L’armée de l’air sud-coréenne a présenté, jeudi, ses excuses pour une collision aérienne survenue en 2021 entre deux avions de chasse, un jour après que les enquêteurs ont annoncé que les pilotes prenaient des selfies et réalisaient des prises de vue pendant le vol, les tenant pour responsables de l’incident.
Un porte-parole de l’armée de l’air a déclaré lors d’une conférence de presse : « Nous présentons nos sincères excuses au public pour l’inquiétude suscitée par l’incident survenu en 2021. »
Le porte-parole a ajouté que l’un des pilotes impliqués dans l’incident a été suspendu de ses fonctions de vol, a reçu une sanction disciplinaire sévère et a depuis quitté l’armée.
Ces excuses font suite à la publication, mercredi, d’un rapport du Conseil gouvernemental de l’audit et de l’inspection, qui a conclu que des manœuvres non planifiées effectuées à des fins de photographie personnelle ont conduit à la collision de deux appareils F-15K alors qu’ils volaient à proximité de la ville de Daegu en décembre 2021.
Les auditeurs ont indiqué qu’un copilote avait tenté de capturer des images pour immortaliser son dernier vol avec l’unité. Il a alors fait monter l’appareil et l’a dévié brusquement sans autorisation afin d’améliorer l’angle de la caméra, tandis qu’un autre pilote filmait une séquence depuis l’autre avion.

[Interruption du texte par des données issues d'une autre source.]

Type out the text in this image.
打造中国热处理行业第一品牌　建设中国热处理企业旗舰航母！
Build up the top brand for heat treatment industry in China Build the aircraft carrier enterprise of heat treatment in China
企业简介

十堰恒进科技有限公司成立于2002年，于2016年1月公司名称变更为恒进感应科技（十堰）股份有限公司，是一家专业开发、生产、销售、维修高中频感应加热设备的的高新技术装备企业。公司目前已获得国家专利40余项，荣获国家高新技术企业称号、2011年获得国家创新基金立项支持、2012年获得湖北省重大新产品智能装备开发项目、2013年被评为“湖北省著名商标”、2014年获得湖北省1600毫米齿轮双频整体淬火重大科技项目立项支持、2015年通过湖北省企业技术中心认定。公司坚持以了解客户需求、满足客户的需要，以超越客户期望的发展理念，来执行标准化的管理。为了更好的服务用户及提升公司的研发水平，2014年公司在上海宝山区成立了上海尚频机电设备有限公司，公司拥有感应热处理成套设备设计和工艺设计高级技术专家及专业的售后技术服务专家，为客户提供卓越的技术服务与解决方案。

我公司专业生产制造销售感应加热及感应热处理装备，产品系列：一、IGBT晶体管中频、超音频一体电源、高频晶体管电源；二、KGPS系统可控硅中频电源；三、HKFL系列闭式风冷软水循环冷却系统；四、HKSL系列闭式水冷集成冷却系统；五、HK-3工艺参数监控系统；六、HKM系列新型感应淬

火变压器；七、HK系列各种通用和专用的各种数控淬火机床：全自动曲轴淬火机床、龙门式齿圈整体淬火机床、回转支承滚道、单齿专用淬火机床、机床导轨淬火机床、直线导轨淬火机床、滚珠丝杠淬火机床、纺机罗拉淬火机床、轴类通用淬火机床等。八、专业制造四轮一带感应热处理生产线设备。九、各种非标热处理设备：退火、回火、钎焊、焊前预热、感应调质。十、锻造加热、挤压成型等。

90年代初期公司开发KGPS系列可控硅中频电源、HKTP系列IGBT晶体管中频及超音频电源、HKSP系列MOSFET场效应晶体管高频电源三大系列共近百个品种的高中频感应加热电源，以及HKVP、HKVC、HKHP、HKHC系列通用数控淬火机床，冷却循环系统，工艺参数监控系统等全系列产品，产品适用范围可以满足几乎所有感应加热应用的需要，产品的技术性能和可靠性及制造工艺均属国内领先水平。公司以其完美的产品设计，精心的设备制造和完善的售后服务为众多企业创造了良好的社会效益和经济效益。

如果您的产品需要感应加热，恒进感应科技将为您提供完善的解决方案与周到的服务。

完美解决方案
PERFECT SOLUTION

À l’approche des deux appareils, leurs équipages ont tenté d’effectuer une manœuvre d’évitement, mais la queue de l’avion du copilote a heurté l’aile de l’autre appareil, causant des dommages estimés à environ 880 millions de wons (600 000 dollars), selon le journal britannique The Guardian.
Aucune personne n’a été blessée.
Le Conseil de l’audit a tenu le copilote pour principal responsable, tout en critiquant également l’armée de l’air pour la laxité de la supervision de la photographie en vol à cette époque.
Il a également été ordonné au pilote de rembourser environ un dixième des coûts de réparation. L’armée de l’air a indiqué qu’elle prenait des mesures pour renforcer les règles de sécurité aérienne et prévenir la répétition d’un tel incident.